Victor Kaudo, an activist in Malindi who visited Shakahola in March said, “I wanted these starving people to survive, but they wanted to die and meet Jesus. What do we do? Does freedom of worship supersede the right to life?”

Kenya’s president, William Ruto, a staunch believer whose wife is an evangelical preacher, has advocated for religious freedom. But this latest tragic occurrence pushed even him to ponder ways of regulating Kenya’s chaos-filled faith sector. Otherwise, more men like Mackenzie may wield undue influence and take advantage of those easily manipulated.

Mackenzie’s switchover from taxi driver to cult leader with his own television channel began in 2002. He preached in a stone courtyard belonging to Ruth Kahindi—a woman who met the preacher at a nearby Baptist church. The two connected and clicked, so Kahindi invited Mackinzie to preach at her house.

The home-based church became known as Good News International and was “normal” at the onset, said Kahindi’s daughter, Naomi. Mackenzie preached salvation through faith in Christ alone and touted the Bible as the ultimate spiritual authority, which his standard evangelical teaching. But in 2008, after Kahindi and Mackenzie parted ways, his preaching turned more extreme and apocalyptic.

Mackenzie is said to have cast himself as a Christ-like figure and lived in a section he called Galilee—an area of Palestine where Jesus lived most of his life. Then Mackenzie shared his diabolical plan for mass suicide through starvation which was designed to claim the lives of children first.

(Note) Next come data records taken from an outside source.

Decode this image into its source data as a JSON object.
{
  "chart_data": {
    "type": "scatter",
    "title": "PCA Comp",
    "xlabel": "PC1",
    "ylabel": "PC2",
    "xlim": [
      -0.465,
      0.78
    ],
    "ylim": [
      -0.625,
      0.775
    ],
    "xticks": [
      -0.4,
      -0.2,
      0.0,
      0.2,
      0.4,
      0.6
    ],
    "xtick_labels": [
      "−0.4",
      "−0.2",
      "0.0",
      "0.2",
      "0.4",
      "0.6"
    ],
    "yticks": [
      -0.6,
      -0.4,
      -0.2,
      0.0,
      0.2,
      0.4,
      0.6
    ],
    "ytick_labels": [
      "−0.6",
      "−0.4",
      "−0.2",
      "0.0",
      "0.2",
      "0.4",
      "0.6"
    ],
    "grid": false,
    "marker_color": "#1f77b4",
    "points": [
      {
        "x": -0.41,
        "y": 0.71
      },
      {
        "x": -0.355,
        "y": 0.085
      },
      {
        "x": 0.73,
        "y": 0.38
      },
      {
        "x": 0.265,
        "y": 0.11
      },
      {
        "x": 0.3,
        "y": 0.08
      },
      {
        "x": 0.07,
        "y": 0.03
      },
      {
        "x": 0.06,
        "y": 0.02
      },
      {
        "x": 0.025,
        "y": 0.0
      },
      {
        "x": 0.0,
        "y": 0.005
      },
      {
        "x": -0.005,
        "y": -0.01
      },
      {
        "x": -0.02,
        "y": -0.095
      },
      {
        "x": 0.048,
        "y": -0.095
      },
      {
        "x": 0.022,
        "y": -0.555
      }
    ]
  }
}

“People are very angry and blame Mackenzie, but I blame the government,” said Damaris Muteti, an itinerant preacher and member of a different evangelical church. “Mackenzie is a good man, but the devil used him.”

Elizabeth Syombua, whose brother is starving in the wilderness after falling into Mackenzie’s deceptive trap said, “You get addicted to what he says. He is like an evil spirt with this strange power to lure people into his trap.”